Monday, August 16, 2021

Review: Smile and Say Hi by Mary Jo Hazard

It's Monday again! Today, I'm shaking things up. I was planning on posting my review of Once Upon A Camel ...I'm SO looking forward to this one, too. And that's the problem. I ended up getting swamped this weekend with birthday parties and corn harvest (which includes lots of blanching and freezing) and didn't get a chance to read it! (Bad. I know)  But as long as you're willing to wait until the 22nd now, I'm doing a switch-a-roo with a book I have already had a chance to look at. So, it's dragons today and camels are still stuck in a dust storm of work.

Ready to fly into imagination with some winged creatures?


SMILE AND SAY HI
by Mary Jo Hazard
Illustrated by Srimalie Bassani
Mascot Books
38 pages
ages 4 to 8












Michael Joe Bob is remarkably shy.
When he meets someone new, he won’t smile and say hi.
Mike runs and he hides, petrified through and through,
unable to do what he knows he must do.

Then, one night in Mike’s room, some fierce dragons fly
and whisk him away through the starry night sky
to adventures so daring. Mike searches inside
and seizes the courage to smile and say hi!

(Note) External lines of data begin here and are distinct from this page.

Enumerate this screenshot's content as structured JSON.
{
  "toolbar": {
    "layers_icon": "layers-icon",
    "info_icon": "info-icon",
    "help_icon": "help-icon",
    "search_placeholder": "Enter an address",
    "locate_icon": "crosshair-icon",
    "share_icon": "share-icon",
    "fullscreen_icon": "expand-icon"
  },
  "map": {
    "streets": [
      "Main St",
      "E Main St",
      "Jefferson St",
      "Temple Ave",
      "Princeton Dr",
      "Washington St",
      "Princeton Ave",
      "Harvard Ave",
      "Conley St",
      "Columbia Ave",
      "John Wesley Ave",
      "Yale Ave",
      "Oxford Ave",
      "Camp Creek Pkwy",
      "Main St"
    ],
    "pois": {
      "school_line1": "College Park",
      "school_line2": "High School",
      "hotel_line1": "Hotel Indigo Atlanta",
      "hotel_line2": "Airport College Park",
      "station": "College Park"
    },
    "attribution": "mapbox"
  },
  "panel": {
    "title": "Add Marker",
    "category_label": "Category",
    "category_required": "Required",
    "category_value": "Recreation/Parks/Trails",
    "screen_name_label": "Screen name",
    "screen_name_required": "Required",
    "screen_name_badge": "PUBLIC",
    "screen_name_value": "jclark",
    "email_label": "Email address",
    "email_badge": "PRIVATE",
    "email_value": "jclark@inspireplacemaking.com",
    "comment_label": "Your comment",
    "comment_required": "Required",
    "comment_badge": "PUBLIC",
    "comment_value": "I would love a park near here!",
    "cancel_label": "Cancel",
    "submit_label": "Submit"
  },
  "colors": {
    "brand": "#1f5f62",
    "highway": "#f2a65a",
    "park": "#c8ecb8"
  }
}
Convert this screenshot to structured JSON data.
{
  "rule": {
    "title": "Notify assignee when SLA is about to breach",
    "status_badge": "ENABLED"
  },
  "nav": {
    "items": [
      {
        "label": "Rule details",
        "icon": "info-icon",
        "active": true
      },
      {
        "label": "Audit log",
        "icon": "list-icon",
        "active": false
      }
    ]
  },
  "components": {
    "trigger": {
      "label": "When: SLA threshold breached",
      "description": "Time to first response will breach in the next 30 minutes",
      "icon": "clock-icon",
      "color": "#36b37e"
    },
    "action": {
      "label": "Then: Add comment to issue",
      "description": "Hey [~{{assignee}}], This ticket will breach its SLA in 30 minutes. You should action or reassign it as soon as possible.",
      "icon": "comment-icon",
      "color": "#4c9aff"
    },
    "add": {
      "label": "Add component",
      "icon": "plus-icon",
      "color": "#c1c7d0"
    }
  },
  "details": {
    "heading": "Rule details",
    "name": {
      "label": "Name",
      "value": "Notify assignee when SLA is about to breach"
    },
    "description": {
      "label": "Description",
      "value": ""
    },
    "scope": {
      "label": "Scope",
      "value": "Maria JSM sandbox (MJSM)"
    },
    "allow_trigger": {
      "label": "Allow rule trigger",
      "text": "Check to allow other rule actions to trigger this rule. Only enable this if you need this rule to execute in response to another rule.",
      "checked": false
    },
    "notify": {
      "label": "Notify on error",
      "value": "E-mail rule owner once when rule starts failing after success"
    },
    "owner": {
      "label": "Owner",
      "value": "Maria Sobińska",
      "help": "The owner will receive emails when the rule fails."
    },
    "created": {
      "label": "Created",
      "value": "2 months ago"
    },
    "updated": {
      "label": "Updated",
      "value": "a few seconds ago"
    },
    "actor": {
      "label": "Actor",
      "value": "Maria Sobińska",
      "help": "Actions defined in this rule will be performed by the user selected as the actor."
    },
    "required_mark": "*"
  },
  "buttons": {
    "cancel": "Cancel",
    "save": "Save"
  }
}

GOODREADS   /    BOOK DEPOSITORY   /   AMAZON    /   B&N  



MY TIDBITS

Dragons as best friends? This book goes even beyond that and shows how a boy gets ready to meet new kids. Now, Mike is shy. Super shy. The idea of meeting anyone seems impossible to him because he has no idea how to really handle it. But he can handle dragons.

These pages are filled with wonderful, friendly, exciting dragons. These are well illustrated...for the intended age group...and let dragon lovers gain more than their fill of winged beasts. These are not scary dragons, but rather Mike's best friends (although some of them may look a little scary). This book swings from reality into fantasy and makes the border fog. Imagination takes flight and makes it impossible to guess whether or not Mike truly has dragon friends or if they are in his dreams. (I'm rooting for the first alternative). But this is about more than dragons.

Mike is shy, and these dragons are exactly what he needs to help him overcome those first moments of meeting someone new. The message is loud and clear, and yet, doesn't feel overly preachy thanks to the smooth glide from imagination to reality. 

This one does make a great read aloud or will work for those learning to read and who already have a first grasp on many words.


















1 comment:

  1. This sounds perfect for post-pandemic kids. My little grandgirl is so nervous around strangers, because she hasn't been exposed to the general public. Will look for it. Thanks!